Let's denote the three numbers by a1, a2, and a3. Consider the third degree polynomial:
p(x) = (1 + a1 x)(1 + a2 x)(1 + a3 x)
Take the logarithm:
Log[p(x)] =
Log(1 + a1 x) + Log(1 + a2 x)
+ Log(1 + a3 x)
Expand in powers of x by using that:
Log(1 + x) = x - x^2/2 +x^3/3 - x^4/4 + ...
Then, if we denote the sum of the n-th powers of the ai by Sn, we find:
Log[p(x)] = S1 - S2/2 x^2 + S3/3x^3 - S4/4 x^4 + ...
If we now exponentiate this we should get p(x) back:
Exp{Log[p(x)]} = p(x)
We can calculate
Exp[S1 - S2/2 x^2 + S3/3x^3 - S4/4 x^4 + ...]
using the series expansion:
Exp[X] = 1 + X + X^2/2! + X^3/3! + X^4/4! + ...
If we put in here X = S1 - S2/2 x^2 + S3/3x^3 - S4/4 x^4 + ...]
the result must be p(x). Snce p(x) is a third degree polynomial, this means that
all powers of x^4 and higher must vanish.
If you work out the coefficient of x^4 and equate it to zero you get the equation:
S4 = S1^4/6 - S1^2 S2 + S2^2/2 + 4/3 S1 S3
So, if S1 = 4, S2 = 10, and S3 = 22, then S4 must be 50.
the sum of three numbers is 4, the sum of their squares is 10 and the sum of their cubes is 22. what is the sum of their fourth powers?
To solve this problem, we need to find the sum of the fourth powers of the three numbers given that the sum, sum of squares, and sum of cubes are known.
Let's call the three numbers a, b, and c.

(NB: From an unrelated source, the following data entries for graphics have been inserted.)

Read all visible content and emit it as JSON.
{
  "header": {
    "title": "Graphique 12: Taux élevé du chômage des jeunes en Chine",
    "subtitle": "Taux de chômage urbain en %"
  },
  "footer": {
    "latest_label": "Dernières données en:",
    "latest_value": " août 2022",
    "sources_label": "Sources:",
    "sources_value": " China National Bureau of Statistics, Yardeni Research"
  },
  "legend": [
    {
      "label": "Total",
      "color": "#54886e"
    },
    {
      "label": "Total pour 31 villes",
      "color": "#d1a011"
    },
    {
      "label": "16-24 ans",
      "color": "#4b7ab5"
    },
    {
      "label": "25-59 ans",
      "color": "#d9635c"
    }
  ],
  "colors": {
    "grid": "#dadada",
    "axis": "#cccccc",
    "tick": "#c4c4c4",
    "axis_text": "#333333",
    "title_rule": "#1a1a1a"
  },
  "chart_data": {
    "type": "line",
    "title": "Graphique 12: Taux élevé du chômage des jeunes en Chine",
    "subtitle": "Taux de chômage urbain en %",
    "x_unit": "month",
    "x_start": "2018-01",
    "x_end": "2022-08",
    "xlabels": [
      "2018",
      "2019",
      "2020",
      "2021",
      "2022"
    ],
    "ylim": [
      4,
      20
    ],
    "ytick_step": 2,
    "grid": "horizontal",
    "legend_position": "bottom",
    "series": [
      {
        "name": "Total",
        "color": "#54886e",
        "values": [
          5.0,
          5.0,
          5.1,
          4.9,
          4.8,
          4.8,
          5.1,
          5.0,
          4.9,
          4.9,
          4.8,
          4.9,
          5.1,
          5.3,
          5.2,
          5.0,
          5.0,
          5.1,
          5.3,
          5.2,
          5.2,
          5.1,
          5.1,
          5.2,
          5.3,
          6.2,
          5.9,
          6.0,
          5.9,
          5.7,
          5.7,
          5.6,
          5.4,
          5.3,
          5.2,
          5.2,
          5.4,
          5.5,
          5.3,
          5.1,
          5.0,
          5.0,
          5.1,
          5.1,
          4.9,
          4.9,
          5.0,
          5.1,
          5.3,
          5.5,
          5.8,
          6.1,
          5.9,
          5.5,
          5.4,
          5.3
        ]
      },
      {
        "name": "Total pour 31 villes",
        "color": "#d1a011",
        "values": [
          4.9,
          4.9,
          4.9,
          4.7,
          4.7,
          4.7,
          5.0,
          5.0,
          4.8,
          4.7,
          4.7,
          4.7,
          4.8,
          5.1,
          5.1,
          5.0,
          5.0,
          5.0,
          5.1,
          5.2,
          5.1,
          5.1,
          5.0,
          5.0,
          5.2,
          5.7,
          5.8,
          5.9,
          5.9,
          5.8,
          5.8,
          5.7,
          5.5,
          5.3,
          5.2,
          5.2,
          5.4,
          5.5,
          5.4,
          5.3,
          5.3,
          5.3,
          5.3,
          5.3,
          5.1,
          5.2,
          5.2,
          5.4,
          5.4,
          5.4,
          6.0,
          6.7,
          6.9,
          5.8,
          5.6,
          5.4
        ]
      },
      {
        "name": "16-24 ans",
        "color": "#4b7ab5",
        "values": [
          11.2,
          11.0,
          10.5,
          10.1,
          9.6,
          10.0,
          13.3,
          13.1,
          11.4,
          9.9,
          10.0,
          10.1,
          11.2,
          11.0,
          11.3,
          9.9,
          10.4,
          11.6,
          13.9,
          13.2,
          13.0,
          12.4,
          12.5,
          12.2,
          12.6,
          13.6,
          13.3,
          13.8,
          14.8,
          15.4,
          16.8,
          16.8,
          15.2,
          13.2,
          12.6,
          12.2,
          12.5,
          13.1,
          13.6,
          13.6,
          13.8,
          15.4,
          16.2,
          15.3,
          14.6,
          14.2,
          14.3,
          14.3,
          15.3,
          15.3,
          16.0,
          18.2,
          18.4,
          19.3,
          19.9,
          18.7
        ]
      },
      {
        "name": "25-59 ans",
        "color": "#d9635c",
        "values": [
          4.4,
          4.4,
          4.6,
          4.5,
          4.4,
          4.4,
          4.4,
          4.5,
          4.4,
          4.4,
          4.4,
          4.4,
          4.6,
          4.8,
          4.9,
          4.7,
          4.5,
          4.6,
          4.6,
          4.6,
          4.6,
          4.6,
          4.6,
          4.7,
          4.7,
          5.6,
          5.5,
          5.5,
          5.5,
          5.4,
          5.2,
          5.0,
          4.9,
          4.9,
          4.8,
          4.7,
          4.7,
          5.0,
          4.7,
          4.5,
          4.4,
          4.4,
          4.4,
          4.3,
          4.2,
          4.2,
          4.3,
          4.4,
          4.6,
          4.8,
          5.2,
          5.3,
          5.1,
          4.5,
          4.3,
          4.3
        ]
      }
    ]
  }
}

Given that the sum of the three numbers is 4, we have:
a + b + c = 4 ----(1)
Given that the sum of their squares is 10, we have:
a^2 + b^2 + c^2 = 10 ----(2)
Given that the sum of their cubes is 22, we have:
a^3 + b^3 + c^3 = 22 ----(3)
We want to find the sum of their fourth powers, which can be denoted as:
a^4 + b^4 + c^4 = S4
To solve for S4, we can use the equation derived from the expansion of the logarithm and exponentiation as mentioned in the question:
S4 = S1^4/6 - S1^2 S2 + S2^2/2 + 4/3 S1 S3
Here, S1, S2, and S3 represent the sum, sum of squares, and sum of cubes respectively.
Substituting the given values of S1 = 4, S2 = 10, and S3 = 22, we get:
S4 = 4^4/6 - 4^2 * 10 + 10^2/2 + 4/3 * 4 * 22
Simplifying the equation, we get:
S4 = 64/6 - 160 + 100/2 + 352/3
S4 = 10.6666 - 160 + 50 + 117.3333
S4 = 18 + 50 + 117.3333
S4 = 185.3333
So, the sum of the fourth powers of the three numbers is approximately 185.3333.
To find the sum of the fourth powers of the three numbers, let's denote the three numbers as a, b, and c.
Given that the sum of the numbers is 4:
a + b + c = 4 ...(1)
And the sum of their squares is 10:
a^2 + b^2 + c^2 = 10 ...(2)
And the sum of their cubes is 22:
a^3 + b^3 + c^3 = 22 ...(3)
Now, we need to find the sum of their fourth powers, which is denoted as S4.
According to the given information, let's calculate S4 using the equation derived in the question:
S4 = S1^4/6 - S1^2 S2 + S2^2/2 + (4/3) S1 S3
Substituting the values of S1 = a + b + c = 4, S2 = a^2 + b^2 + c^2 = 10, and S3 = a^3 + b^3 + c^3 = 22, we can find S4:
S4 = (4)^4/6 - (4)^2 (10) + (10)^2/2 + (4/3)(4)(22)
= 64/6 - 160 + 100/2 + (4/3)(4)(22)
= 10.6667 - 160 + 50 + 35.3333
= -64
Therefore, the sum of the fourth powers of the three numbers is -64.